A matrix B is similar to A if there exists a nonsingular matrix P such that

PAP^-1=B

The question is:

Prove if B is similar to A then A is similar to B

I have:

Assume B is similar to A. Then there exists P such that

PAP^-1=B.

multiplying both sides by P gives

PA=BP

then multiplying both sides by inverse of P gives

A=P^-1 *B*P

but I need to show A=PBP^-1. and I cannot figure it out. (Headbang) Thanks!!!!!!!
• Feb 10th 2010, 06:07 PM
tonio
Quote:

Originally Posted by mulaosmanovicben
I am having trouble with this proof.

A matrix B is similar to A if there exists a nonsingular matrix P such that

PAP^-1=B

The question is:

Prove if B is similar to A then A is similar to B

I have:

Assume B is similar to A. Then there exists P such that

PAP^-1=B.

multiplying both sides by P gives

PA=BP

then multiplying both sides by inverse of P gives

A=P^-1 *B*P

but I need to show A=PBP^-1. and I cannot figure it out. (Headbang) Thanks!!!!!!!

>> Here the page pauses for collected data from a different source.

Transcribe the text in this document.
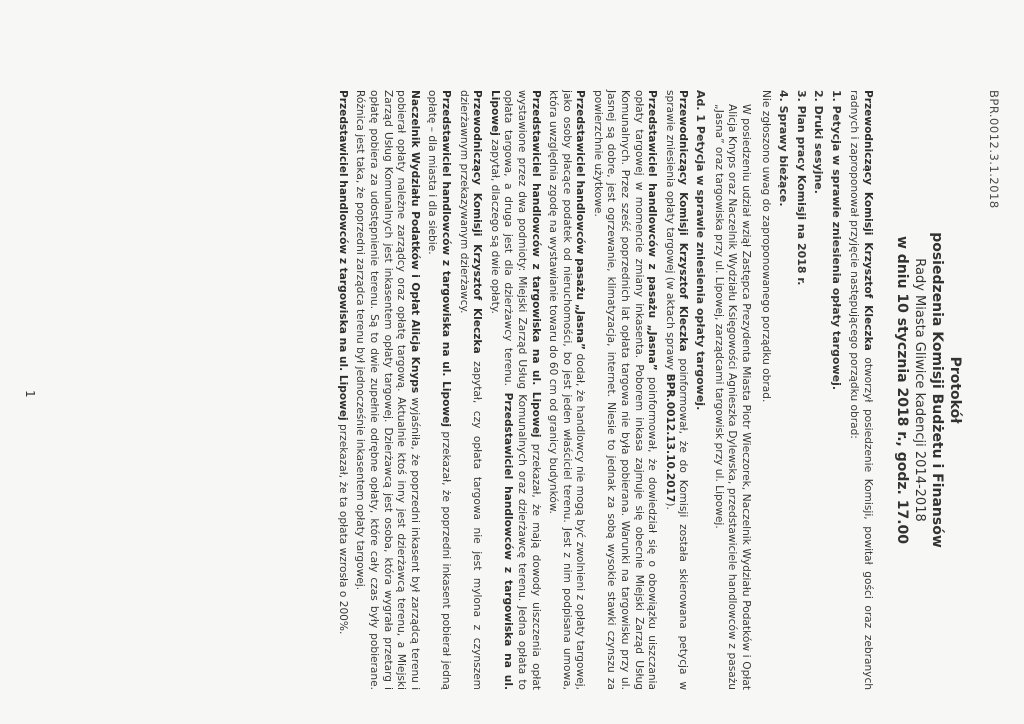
BPR.0012.3.1.2018
Protokół
posiedzenia Komisji Budżetu i Finansów
Rady Miasta Gliwice kadencji 2014-2018
w dniu 10 stycznia 2018 r., godz. 17.00

Przewodniczący Komisji Krzysztof Kleczka otworzył posiedzenie Komisji, powitał gości oraz zebranych radnych i zaproponował przyjęcie następującego porządku obrad:

1. Petycja w sprawie zniesienia opłaty targowej.
2. Druki sesyjne.
3. Plan pracy Komisji na 2018 r.
4. Sprawy bieżące.

Nie zgłoszono uwag do zaproponowanego porządku obrad.

W posiedzeniu udział wziął Zastępca Prezydenta Miasta Piotr Wieczorek, Naczelnik Wydziału Podatków i Opłat Alicja Knyps oraz Naczelnik Wydziału Księgowości Agnieszka Dylewska, przedstawiciele handlowców z pasażu „Jasna” oraz targowiska przy ul. Lipowej, zarządcami targowisk przy ul. Lipowej.

Ad. 1 Petycja w sprawie zniesienia opłaty targowej.

Przewodniczący Komisji Krzysztof Kleczka poinformował, że do Komisji została skierowana petycja w sprawie zniesienia opłaty targowej (w aktach sprawy BPR.0012.13.10.2017).

Przedstawiciel handlowców z pasażu „Jasna” poinformował, że dowiedział się o obowiązku uiszczania opłaty targowej w momencie zmiany inkasenta. Poborem inkasa zajmuje się obecnie Miejski Zarząd Usług Komunalnych. Przez sześć poprzednich lat opłata targowa nie była pobierana. Warunki na targowisku przy ul. Jasnej są dobre, jest ogrzewanie, klimatyzacja, internet. Niesie to jednak za sobą wysokie stawki czynszu za powierzchnie użytkowe.

Przedstawiciel handlowców pasażu „Jasna” dodał, że handlowcy nie mogą być zwolnieni z opłaty targowej, jako osoby płacące podatek od nieruchomości, bo jest jeden właściciel terenu. Jest z nim podpisana umowa, która uwzględnia zgodę na wystawianie towaru do 60 cm od granicy budynków.

Przedstawiciel handlowców z targowiska na ul. Lipowej przekazał, że mają dowody uiszczenia opłat wystawione przez dwa podmioty: Miejski Zarząd Usług Komunalnych oraz dzierżawcę terenu. Jedna opłata to opłata targowa, a druga jest dla dzierżawcy terenu. Przedstawiciel handlowców z targowiska na ul. Lipowej zapytał, dlaczego są dwie opłaty.

Przewodniczący Komisji Krzysztof Kleczka zapytał, czy opłata targowa nie jest mylona z czynszem dzierżawnym przekazywanym dzierżawcy.

Przedstawiciel handlowców z targowiska na ul. Lipowej przekazał, że poprzedni inkasent pobierał jedną opłatę – dla miasta i dla siebie.

Naczelnik Wydziału Podatków i Opłat Alicja Knyps wyjaśniła, że poprzedni inkasent był zarządcą terenu i pobierał opłaty należne zarządcy oraz opłatę targową. Aktualnie ktoś inny jest dzierżawcą terenu, a Miejski Zarząd Usług Komunalnych jest inkasentem opłaty targowej. Dzierżawcą jest osoba, która wygrała przetarg i opłatę pobiera za udostępnienie terenu. Są to dwie zupełnie odrębne opłaty, które cały czas były pobierane. Różnica jest taka, że poprzedni zarządca terenu był jednocześnie inkasentem opłaty targowej.

Przedstawiciel handlowców z targowiska na ul. Lipowej przekazał, że ta opłata wzrosła o 200%.

1
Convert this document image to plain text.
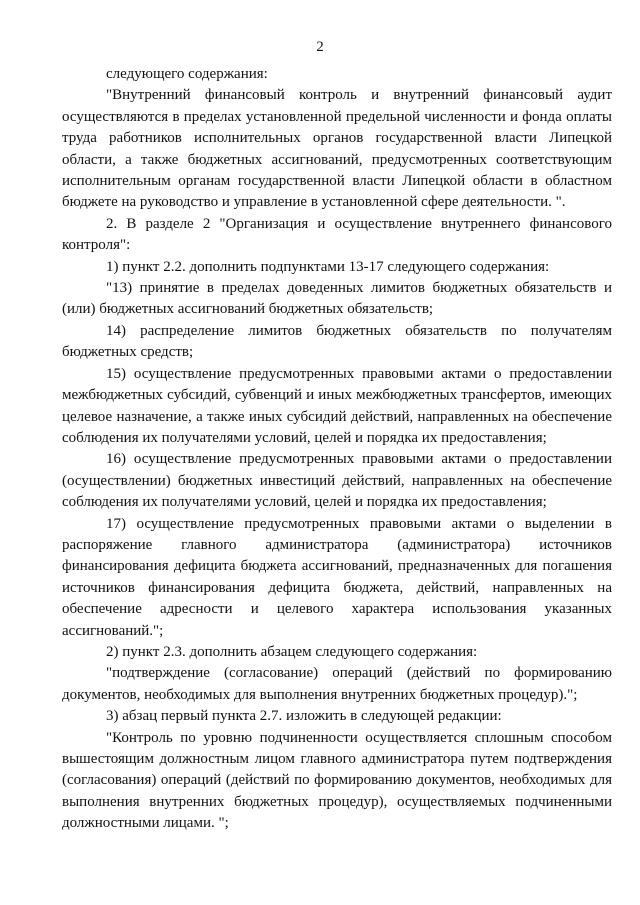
2

следующего содержания:

"Внутренний финансовый контроль и внутренний финансовый аудит осуществляются в пределах установленной предельной численности и фонда оплаты труда работников исполнительных органов государственной власти Липецкой области, а также бюджетных ассигнований, предусмотренных соответствующим исполнительным органам государственной власти Липецкой области в областном бюджете на руководство и управление в установленной сфере деятельности. ".

2. В разделе 2 "Организация и осуществление внутреннего финансового контроля":

1) пункт 2.2. дополнить подпунктами 13-17 следующего содержания:

"13) принятие в пределах доведенных лимитов бюджетных обязательств и (или) бюджетных ассигнований бюджетных обязательств;

14) распределение лимитов бюджетных обязательств по получателям бюджетных средств;

15) осуществление предусмотренных правовыми актами о предоставлении межбюджетных субсидий, субвенций и иных межбюджетных трансфертов, имеющих целевое назначение, а также иных субсидий действий, направленных на обеспечение соблюдения их получателями условий, целей и порядка их предоставления;

16) осуществление предусмотренных правовыми актами о предоставлении (осуществлении) бюджетных инвестиций действий, направленных на обеспечение соблюдения их получателями условий, целей и порядка их предоставления;

17) осуществление предусмотренных правовыми актами о выделении в распоряжение главного администратора (администратора) источников финансирования дефицита бюджета ассигнований, предназначенных для погашения источников финансирования дефицита бюджета, действий, направленных на обеспечение адресности и целевого характера использования указанных ассигнований.";

2) пункт 2.3. дополнить абзацем следующего содержания:

"подтверждение (согласование) операций (действий по формированию документов, необходимых для выполнения внутренних бюджетных процедур).";

3) абзац первый пункта 2.7. изложить в следующей редакции:

"Контроль по уровню подчиненности осуществляется сплошным способом вышестоящим должностным лицом главного администратора путем подтверждения (согласования) операций (действий по формированию документов, необходимых для выполнения внутренних бюджетных процедур), осуществляемых подчиненными должностными лицами. ";
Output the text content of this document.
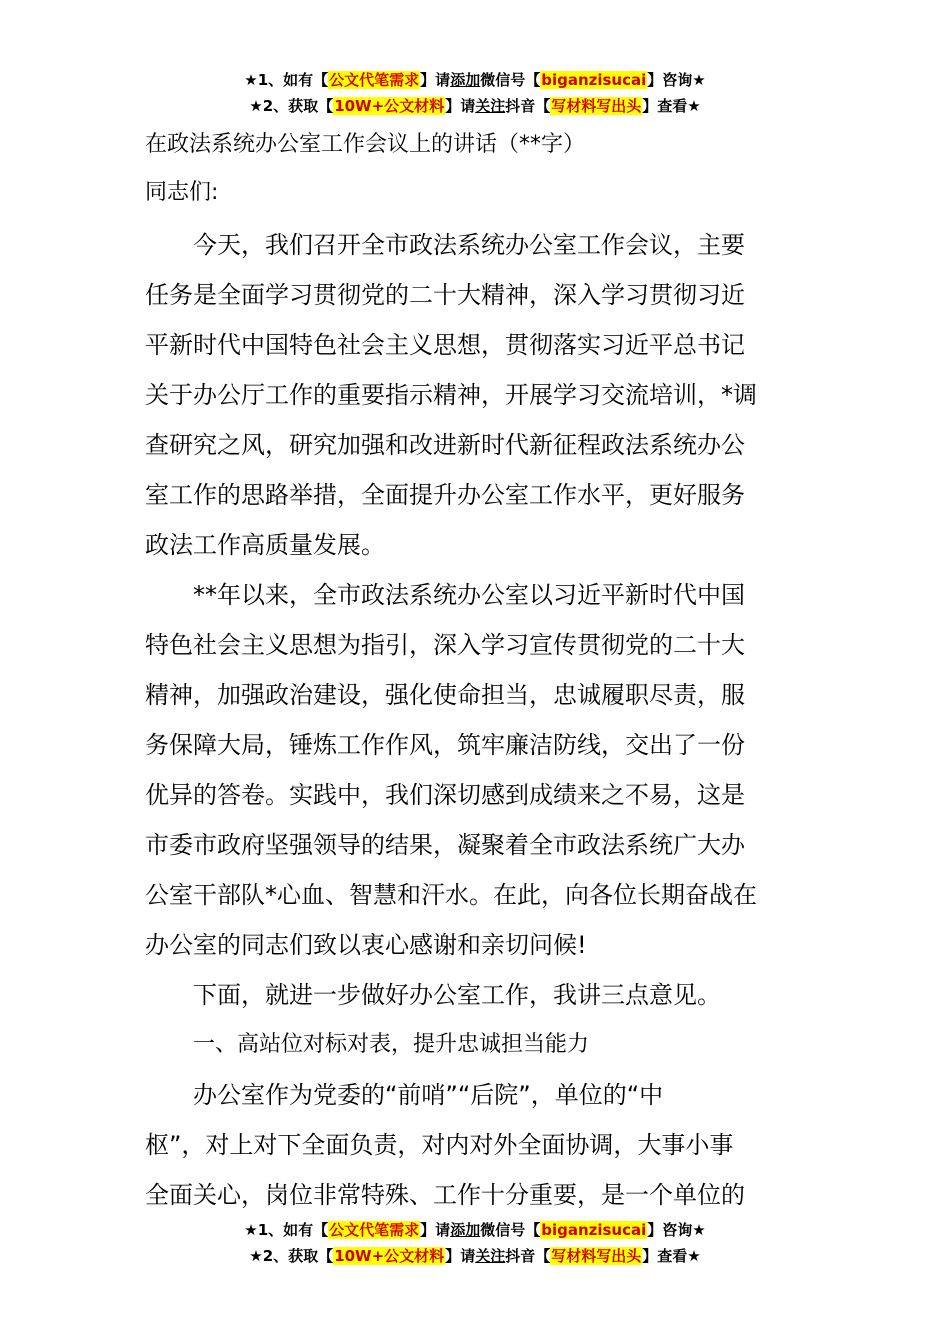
★1、如有【公文代笔需求】请添加微信号【biganzisucai】咨询★
★2、获取【10W+公文材料】请关注抖音【写材料写出头】查看★
在政法系统办公室工作会议上的讲话（**字）
同志们:
今天，我们召开全市政法系统办公室工作会议，主要
任务是全面学习贯彻党的二十大精神，深入学习贯彻习近
平新时代中国特色社会主义思想，贯彻落实习近平总书记
关于办公厅工作的重要指示精神，开展学习交流培训，*调
查研究之风，研究加强和改进新时代新征程政法系统办公
室工作的思路举措，全面提升办公室工作水平，更好服务
政法工作高质量发展。
**年以来，全市政法系统办公室以习近平新时代中国
特色社会主义思想为指引，深入学习宣传贯彻党的二十大
精神，加强政治建设，强化使命担当，忠诚履职尽责，服
务保障大局，锤炼工作作风，筑牢廉洁防线，交出了一份
优异的答卷。实践中，我们深切感到成绩来之不易，这是
市委市政府坚强领导的结果，凝聚着全市政法系统广大办
公室干部队*心血、智慧和汗水。在此，向各位长期奋战在
办公室的同志们致以衷心感谢和亲切问候!
下面，就进一步做好办公室工作，我讲三点意见。
一、高站位对标对表，提升忠诚担当能力
办公室作为党委的“前哨”“后院”，单位的“中
枢”，对上对下全面负责，对内对外全面协调，大事小事
全面关心，岗位非常特殊、工作十分重要，是一个单位的
★1、如有【公文代笔需求】请添加微信号【biganzisucai】咨询★
★2、获取【10W+公文材料】请关注抖音【写材料写出头】查看★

No, you do NOT need to prove \$\displaystyle A=PBP^{-1}\$ , which in general isn't true. What you need is to prove that there exists an invertible matrix \$\displaystyle Q\$ s.t. \$\displaystyle A=QBQ^{-1}\$...well, just choose \$\displaystyle Q=P^{-1}\$ (Wink)

Tonio
• Feb 10th 2010, 06:26 PM
mulaosmanovicben
Thanks Tonio! I actually skipped class the day the professor described invertible matricies (had to work on some homework that was due that day haha) but this solution sounds elegant and beautiful =D Thanks alot!!!!!!!!!!!!

EDIT: aah now I see invertible just means AB=BA=I